# What are you carrying in the morning?



## bountyhunter (Jul 6, 2005)

Here is my gear I'll be heading to the woods with in the morning, I've taken a big step back in time this year. The bow is an Osage Selfbow built here in Texas from Texas wood. The Arrows are all Sitka Spruce with two style of Trade Points and two Stone points. I'm really excited and can't wait till morning comes tomorrow.

What are y'all carrying?


----------



## TxBrewer (Jul 23, 2011)

Very very cool setup. 

Besides my bow and release I will have a rangefinder, small LED light, and some granola.


----------



## slabnabbin (May 25, 2010)

I'll be carrying something a little more modern. Destroyer slinging fmj's with rages


----------



## rubberducky (Mar 19, 2010)

I will be carrying my butt to work lol.
Good luck guys
James


Sent from my iPhone using Tapatalk because Reeltime told me to


----------



## sir catches alot (Jun 23, 2011)

Hoyt Vectrix. Hands down to your setup,I would starve to death without quick release,peep,carbon arrows, range finder etc.


----------



## oakforestmx (Feb 9, 2011)

slabnabbin said:


> I'll be carrying something a little more modern. Destroyer slinging fmj's with rages


:cheers:


----------



## bountyhunter (Jul 6, 2005)

sir catches alot said:


> Hoyt Vectrix. Hands down to your setup,I would starve to death without quick release,peep,carbon arrows, range finder etc.

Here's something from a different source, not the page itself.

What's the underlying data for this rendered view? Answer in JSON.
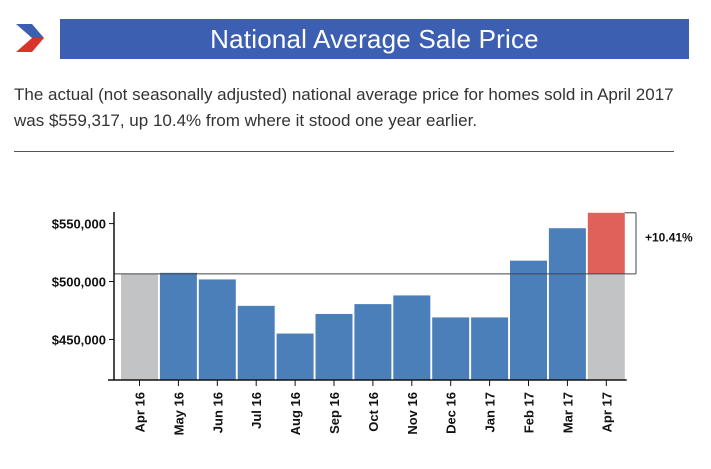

Naw, all it takes is time, practice, and being really hardheaded at times. Anyone can shoot traditional gear if they set their mind to wanting to do it.

Good luck though, we are all brothers/sisters of the bow, no matter what type we use to throw an arrow.


----------



## dc1502 (May 25, 2006)

Here is my rig for this season.....................


----------



## berto (Oct 14, 2004)

Well my little girl wakes up at 5 to eat im willing to bet ill be holding her. 

This year the z7 tactical will have to sit on the back burner .


----------



## cajunasian (Mar 7, 2007)

My DXT with Gold tip arrows capped off with 2 bladed rage. My thermo-cell and my Kimber .45.


----------



## xtreme (Jan 9, 2010)

I have to get up and go to a strip club at 7 am to fix the LED bottle racks that they shorted out yesterday.


----------



## Miles2Fish (Dec 2, 2008)

I will be carrying an Evotek bow made in Conroe TX shooting Rage 2" mechanicals...


----------